In my opinion, these types of attack are much worse than business email compromise (BEC) attacks because they target individuals, who instantly lose their life savings. They are also worse than phishing attacks, both due to the amount involved as well as for the fact that with typical phishing attacks, where financial institutions are impersonated, the organization commonly reimburses their customer's losses. Instead, this type of email scam turns what should be the happiest moment of a person’s life – buying a new home – into one of the saddest. From the bank’s point of view, they were simply following the victim’s instructions, and the victim is left with no direct recourse. According to the FBI, victims typically end up filing for bankruptcy.

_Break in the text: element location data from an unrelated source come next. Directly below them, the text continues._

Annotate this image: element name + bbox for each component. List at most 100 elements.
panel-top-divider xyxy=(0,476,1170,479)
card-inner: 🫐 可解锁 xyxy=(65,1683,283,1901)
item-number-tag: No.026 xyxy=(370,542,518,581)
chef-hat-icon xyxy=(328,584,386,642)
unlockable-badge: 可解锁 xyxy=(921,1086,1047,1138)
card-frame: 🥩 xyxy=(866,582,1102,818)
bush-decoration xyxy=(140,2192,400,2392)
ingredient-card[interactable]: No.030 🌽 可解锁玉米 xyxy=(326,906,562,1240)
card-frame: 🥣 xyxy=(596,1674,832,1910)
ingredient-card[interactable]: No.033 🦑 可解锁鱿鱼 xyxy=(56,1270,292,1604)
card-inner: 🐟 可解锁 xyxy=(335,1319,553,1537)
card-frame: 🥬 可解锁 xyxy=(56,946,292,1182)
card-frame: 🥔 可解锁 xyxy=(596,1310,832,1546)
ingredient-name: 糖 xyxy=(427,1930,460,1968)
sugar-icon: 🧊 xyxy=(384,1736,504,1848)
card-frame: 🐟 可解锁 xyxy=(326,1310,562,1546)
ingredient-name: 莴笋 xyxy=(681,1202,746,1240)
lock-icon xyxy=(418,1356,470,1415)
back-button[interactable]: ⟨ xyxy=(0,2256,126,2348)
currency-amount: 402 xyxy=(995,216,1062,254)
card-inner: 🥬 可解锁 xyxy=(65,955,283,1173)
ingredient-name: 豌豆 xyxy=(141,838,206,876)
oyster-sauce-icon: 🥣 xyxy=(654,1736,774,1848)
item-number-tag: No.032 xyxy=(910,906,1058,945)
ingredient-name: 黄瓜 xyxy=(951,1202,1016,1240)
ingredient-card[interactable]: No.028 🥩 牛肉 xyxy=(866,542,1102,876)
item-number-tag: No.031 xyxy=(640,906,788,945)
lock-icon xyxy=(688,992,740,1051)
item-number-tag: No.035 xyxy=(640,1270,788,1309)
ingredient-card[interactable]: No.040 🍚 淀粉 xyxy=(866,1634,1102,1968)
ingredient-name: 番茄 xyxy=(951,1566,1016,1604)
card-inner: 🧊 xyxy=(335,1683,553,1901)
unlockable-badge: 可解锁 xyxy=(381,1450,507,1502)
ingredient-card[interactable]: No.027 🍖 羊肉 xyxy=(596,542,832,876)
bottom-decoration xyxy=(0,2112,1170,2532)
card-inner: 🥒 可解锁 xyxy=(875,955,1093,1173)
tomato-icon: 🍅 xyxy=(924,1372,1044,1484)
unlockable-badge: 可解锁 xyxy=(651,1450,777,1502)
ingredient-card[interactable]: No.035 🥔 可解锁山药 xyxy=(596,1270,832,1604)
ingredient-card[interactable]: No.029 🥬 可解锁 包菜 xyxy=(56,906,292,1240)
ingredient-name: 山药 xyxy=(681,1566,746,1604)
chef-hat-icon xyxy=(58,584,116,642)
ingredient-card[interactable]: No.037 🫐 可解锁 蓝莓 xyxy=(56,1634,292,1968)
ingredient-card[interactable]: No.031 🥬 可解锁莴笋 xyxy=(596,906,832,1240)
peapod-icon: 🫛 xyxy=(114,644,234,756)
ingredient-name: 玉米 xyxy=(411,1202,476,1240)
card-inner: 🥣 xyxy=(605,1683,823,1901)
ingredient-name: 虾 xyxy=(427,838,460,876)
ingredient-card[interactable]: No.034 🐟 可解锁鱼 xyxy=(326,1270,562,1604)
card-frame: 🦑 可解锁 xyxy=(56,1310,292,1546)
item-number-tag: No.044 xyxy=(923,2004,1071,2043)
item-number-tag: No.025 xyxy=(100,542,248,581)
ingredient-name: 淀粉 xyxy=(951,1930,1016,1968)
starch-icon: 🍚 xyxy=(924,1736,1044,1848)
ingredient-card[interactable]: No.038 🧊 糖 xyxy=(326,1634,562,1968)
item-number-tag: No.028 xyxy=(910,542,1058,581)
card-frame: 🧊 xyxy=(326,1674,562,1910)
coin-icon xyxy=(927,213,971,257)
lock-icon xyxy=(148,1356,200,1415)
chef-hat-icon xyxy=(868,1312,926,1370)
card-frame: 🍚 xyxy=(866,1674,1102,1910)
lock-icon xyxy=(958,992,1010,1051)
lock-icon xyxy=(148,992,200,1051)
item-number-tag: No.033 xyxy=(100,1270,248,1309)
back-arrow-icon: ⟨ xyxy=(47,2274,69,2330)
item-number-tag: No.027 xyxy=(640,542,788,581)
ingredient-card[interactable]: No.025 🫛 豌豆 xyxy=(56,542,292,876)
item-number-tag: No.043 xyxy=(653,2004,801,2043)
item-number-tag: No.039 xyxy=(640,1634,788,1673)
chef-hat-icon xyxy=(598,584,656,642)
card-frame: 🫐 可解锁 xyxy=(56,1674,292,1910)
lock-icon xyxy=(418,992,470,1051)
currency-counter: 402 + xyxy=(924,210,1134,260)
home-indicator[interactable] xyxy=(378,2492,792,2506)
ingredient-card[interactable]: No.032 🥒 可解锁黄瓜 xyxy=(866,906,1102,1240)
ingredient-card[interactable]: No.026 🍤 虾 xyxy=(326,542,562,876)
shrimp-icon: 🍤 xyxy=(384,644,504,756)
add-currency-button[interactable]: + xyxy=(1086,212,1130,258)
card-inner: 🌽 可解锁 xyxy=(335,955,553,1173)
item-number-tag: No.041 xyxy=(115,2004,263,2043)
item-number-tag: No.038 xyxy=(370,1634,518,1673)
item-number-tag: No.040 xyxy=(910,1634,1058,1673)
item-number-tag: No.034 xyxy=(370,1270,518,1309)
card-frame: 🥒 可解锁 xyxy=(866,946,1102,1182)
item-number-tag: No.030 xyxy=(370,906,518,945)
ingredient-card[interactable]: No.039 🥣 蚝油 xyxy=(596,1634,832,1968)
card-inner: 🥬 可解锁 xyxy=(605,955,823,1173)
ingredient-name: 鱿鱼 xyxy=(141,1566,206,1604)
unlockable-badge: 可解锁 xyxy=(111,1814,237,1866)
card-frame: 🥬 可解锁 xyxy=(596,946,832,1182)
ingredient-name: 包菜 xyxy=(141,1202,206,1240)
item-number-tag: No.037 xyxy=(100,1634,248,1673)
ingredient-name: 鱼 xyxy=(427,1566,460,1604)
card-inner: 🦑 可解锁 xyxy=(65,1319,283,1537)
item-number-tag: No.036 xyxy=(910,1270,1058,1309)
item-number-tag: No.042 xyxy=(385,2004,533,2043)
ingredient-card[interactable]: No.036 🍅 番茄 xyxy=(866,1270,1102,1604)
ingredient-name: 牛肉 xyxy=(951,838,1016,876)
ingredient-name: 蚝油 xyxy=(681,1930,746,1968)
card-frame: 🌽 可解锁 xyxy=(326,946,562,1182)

The recent attack on the NY State Supreme Court judge should serve as a cautionary tale; no one is safe from digital deception. Targeted email attacks are particularly pernicious because they leverage the familiar - in this case, a real estate agent known to the buyer - so it only takes a momentary lapse in judgement to become a victim. Everyone must do more to secure the identity and authentication of email.

What can you do?

If you are buying a home, don’t rely on email for information about a wire transfer – even if you are expecting it. Instead, call your real estate agent (or title company or lawyer), let them know you received the email and confirm not only that they sent it, but that the wiring instructions are correct. Once a criminal has access to an email account, it’s not that difficult for them to re-route emails to their own account, so they can change details before they forward the message on to the intended recipient.

If you are a business that’s part of the home buying process, ensure your email channel is protected. Implement a cyber security solution that prevents fraudulent emails from ever reaching your inboxes. This will ensure your system doesn’t become infected, and you don’t put your clients (or your business) at risk.